Dabei zweifelt mancher die behauptete Höhe durchaus an. Tatsächlich gab es bei den oft ganztägigen Sitzungen der AfD-Fraktion belegte Brötchen, Suppe und alkoholfreie Getränke, alles geliefert vom Bundestags-Caterer Dussmann. Bei knapp hundert Sitzungsteilnehmern, über zehn Sitzungen und Kosten von geschätzt mindestens 15 Euro pro Person läppert sich der Betrag, bleibt aber unter der behaupteten Summe.  

Als Reaktion darauf blieb bei der Fraktionsversammlung Anfang dieser Woche das Buffet leer.
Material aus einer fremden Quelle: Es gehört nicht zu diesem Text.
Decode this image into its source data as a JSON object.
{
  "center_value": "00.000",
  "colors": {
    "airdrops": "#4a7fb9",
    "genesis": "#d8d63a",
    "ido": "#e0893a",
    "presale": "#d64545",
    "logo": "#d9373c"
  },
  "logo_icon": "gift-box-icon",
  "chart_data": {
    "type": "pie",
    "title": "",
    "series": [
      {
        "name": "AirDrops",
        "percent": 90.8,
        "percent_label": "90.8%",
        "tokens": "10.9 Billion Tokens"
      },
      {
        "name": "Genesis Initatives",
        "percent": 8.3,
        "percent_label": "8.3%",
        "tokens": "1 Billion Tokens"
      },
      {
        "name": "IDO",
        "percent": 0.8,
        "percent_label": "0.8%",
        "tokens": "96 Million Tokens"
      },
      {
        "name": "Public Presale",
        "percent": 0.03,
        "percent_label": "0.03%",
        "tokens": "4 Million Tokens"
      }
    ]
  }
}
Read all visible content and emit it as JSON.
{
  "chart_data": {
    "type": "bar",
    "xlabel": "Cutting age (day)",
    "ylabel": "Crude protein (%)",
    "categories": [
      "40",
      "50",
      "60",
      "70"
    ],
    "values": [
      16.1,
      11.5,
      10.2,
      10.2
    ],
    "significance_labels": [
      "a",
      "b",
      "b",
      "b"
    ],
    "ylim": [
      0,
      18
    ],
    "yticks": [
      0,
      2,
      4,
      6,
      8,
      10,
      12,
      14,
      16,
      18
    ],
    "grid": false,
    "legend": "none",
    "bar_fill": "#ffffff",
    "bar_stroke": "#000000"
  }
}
Die AfD-Leute mußten auf eigene Rechnung in die Kantine. Nachteil: Aufgrund des Andrangs gab es eine lange Warteschlange und entsprechende Zeitverzögerungen.  

Brisanter als das vermeintliche „Schnittchen-Gate“ ist allerdings die Kritik an Fraktionsgeschäftsführer Berg. Denn sie wird nach Informationen der JUNGEN FREIHEIT von vielen Abgeordneten und Mitarbeitern geteilt. Seitz wirft dem Verwaltungschef der Fraktion vor, für die „blamable Übergehung der AfD“ bei der Zuteilung von stellvertretenden Vorsitzenden des Hauptausschusses verantwortlich zu sein. Diese Funktion haben bei den anderen Fraktionen deren Bundestags-Vizepräsidenten inne; aufgrund der Nichtwahl des AfD-Kandidaten Albrecht Glaser ging die Partei – noch – leer aus. 

Daß Berg zudem noch sein Abgeordnetenmandat im Berliner Landesparlament innehat, stößt auch vielen auf. Insider beklagen indes vor allem den schleppenden Aufbau klarer organisatorischer Strukturen, die für effektive Abläufe sorgen könnten. Im „gärigen Haufen“ (Alexander Gauland) sehnt sich mancher nach einer strengen, ordnenden und vor allem führenden Hand. Natürlich, so heißt es meist umgehend im Nachsatz, sei das alles auch der Tatsache geschuldet, daß die Fraktion überwiegend aus Neulingen ohne große Parlamentserfahrung besteht. Und dies gelte eben auch für die Mehrzahl der Mitarbeiter. Im Januar soll der Fraktionsgeschäftsführer ausführlich zu den Vorwürfen Stellung nehmen.